You have tabular format and only need to display your data as a JSON. So you can simply concatenate rows into {'col1': 'rowN1', 'col2': 'rowN2'} and make the rest on a client side.
Or you can use LISTAGG to get the whole document. Example:
http://technology.amis.nl/2011/06/14/creating-json-document-straight-from-sql-query-using-listagg-and-with-clause/
Just mind the SQL VARCHAR2 limit of 4000 characters.
You could also look into http://database-geek.com/2009/03/25/json-in-and-out-of-oracle-json-data-type/ But I don't think, that oracle object type will improve your performance.
Another aproach is to export XML using XMLType. Then convert XML to JSON. XMLType will take care of special characters, and API is quite stable (you will not need to rewrite your program for Oracle 14).
To add to the answer in oracle 12.2 , you can create json as you want like this .
SELECT JSON_ARRAY(
JSON_OBJECT (
KEY 'number' VALUE s.number,
KEY 'name' VALUE s.sname,
KEY 'location' VALUE s.loc
)
) AS student_det
FROM student s;
Just try this:
:) life is happy
with data as
( select
xmlelement(e,regexp_replace('{"name":"'||colname||'"}', '[[:cntrl:]]', ''),',') col1
from tblname
)
select
rtrim(replace(replace(replace(xmlagg(col1).getclobval(),'&'||'quot;','"'),'<E>',''),'</E>',''),',')
as very_long_json
from data;
I test in 19C:
SQL> select JSON_OBJECT(*) from HR.EMPLOYEES;
------------------------------------------------------------------------------
{"ID":100,"FirstName":"Steven","LastName":"King", ...}
{"ID":101,"FirstName":"Neena","LastName":"Kochhar", ...}
Or:
SQL> select json_arrayagg(JSON_OBJECT(*) returning clob ) from HR.EMPLOYEES;
------------------------------------------------------------------------------
[ {"ID":100,"FirstName":"Steven","LastName":"King", ...},{"ID":101,"FirstName":"Neena","LastName":"Kochhar", ...}]

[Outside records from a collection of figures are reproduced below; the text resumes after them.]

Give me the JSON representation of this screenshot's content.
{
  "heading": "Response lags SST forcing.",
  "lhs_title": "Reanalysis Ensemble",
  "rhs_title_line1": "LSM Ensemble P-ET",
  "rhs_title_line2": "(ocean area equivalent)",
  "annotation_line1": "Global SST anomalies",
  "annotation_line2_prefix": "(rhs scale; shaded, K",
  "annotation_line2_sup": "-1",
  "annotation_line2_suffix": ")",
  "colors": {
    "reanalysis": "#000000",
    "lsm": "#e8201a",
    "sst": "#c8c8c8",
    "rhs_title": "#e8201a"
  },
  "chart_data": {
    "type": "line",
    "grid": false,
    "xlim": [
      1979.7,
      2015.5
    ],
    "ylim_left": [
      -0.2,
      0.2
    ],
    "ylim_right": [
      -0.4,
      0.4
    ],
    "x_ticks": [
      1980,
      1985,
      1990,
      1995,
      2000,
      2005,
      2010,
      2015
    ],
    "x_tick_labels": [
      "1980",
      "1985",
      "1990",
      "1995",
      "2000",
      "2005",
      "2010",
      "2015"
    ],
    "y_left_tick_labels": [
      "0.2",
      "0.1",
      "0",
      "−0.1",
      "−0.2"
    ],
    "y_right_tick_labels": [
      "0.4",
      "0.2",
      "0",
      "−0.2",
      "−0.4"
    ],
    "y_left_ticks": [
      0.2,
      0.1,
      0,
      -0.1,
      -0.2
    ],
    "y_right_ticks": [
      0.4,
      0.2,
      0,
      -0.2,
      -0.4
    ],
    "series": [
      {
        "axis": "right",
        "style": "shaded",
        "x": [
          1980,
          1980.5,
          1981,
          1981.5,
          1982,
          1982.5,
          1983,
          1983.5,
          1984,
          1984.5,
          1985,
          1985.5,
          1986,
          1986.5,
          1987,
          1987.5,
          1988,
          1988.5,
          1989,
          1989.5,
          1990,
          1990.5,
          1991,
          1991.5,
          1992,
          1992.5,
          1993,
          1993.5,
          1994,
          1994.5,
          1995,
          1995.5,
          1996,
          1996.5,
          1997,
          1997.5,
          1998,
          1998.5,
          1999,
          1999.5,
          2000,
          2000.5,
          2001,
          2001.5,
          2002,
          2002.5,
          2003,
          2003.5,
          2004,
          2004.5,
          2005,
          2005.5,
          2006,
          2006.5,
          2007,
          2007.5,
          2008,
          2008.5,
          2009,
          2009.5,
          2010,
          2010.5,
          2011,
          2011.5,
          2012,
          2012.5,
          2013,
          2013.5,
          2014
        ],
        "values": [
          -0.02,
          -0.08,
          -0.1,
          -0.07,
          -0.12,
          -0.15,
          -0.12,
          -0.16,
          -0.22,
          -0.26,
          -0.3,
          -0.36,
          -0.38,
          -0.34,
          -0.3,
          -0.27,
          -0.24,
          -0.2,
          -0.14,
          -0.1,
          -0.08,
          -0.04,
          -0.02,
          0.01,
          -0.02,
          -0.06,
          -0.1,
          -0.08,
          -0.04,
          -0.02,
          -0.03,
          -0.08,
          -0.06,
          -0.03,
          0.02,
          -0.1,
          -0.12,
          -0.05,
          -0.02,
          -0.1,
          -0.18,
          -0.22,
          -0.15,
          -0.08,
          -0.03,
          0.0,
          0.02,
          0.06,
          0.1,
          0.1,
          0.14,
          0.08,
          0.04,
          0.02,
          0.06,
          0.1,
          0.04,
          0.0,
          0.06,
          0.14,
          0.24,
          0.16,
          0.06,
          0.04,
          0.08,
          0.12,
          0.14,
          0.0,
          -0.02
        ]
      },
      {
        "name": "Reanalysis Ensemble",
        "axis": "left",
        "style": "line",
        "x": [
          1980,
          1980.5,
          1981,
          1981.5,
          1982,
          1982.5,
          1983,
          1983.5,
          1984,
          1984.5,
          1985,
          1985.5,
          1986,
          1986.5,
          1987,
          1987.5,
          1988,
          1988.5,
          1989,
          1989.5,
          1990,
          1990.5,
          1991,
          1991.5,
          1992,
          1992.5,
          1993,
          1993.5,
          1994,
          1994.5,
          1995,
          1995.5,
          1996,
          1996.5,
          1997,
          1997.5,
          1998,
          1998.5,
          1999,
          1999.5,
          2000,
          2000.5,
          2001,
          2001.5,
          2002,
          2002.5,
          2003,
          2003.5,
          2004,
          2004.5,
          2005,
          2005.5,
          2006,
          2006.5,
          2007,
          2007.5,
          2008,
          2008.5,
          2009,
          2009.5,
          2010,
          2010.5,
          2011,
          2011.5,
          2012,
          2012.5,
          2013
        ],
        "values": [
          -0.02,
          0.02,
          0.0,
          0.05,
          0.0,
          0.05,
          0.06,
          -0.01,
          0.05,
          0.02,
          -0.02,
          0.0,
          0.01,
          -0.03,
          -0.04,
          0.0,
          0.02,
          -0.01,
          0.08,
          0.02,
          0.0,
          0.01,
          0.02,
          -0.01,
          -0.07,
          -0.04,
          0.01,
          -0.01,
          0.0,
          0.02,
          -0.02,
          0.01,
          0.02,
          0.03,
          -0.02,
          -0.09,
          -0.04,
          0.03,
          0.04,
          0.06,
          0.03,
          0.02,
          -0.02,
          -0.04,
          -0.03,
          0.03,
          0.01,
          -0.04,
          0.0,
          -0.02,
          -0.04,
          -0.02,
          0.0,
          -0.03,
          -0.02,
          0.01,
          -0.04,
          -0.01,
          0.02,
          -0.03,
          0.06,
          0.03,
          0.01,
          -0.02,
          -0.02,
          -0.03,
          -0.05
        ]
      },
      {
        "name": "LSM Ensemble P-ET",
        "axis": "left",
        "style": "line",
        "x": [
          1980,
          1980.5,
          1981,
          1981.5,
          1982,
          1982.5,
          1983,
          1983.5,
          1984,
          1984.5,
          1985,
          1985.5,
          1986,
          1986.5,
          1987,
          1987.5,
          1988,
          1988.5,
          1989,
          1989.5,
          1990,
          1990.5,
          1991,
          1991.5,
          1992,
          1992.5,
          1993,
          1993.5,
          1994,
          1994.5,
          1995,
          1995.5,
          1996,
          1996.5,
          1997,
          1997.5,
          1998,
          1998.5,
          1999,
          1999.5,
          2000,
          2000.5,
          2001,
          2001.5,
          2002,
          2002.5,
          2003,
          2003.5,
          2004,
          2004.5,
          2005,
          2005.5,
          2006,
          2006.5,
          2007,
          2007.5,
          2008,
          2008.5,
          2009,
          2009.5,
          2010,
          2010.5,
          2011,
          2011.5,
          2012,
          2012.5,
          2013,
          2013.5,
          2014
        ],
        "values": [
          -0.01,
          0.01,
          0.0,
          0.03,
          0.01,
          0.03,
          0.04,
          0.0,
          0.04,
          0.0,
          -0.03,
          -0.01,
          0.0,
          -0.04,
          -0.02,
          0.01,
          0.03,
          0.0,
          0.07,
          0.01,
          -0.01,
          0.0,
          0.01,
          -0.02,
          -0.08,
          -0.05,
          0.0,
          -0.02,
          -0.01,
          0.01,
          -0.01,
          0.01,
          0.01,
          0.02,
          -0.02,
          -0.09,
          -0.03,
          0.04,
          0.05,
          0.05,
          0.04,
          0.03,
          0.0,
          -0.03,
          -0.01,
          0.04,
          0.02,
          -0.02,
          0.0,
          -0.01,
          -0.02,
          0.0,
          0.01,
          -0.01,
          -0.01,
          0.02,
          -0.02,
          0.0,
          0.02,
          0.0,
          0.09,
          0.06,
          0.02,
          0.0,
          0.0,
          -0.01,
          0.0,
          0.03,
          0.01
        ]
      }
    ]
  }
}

I do not see Python solution (in case you need to dump JSON).
I wrote json-ora-extract for medium size extracts (because data-set has to fit available memory).
It uses wx_Oracle and json Python modules to read data from Oracle data base (any version) and dump it into *.json file.
There's also an option to create compressed *.gz file.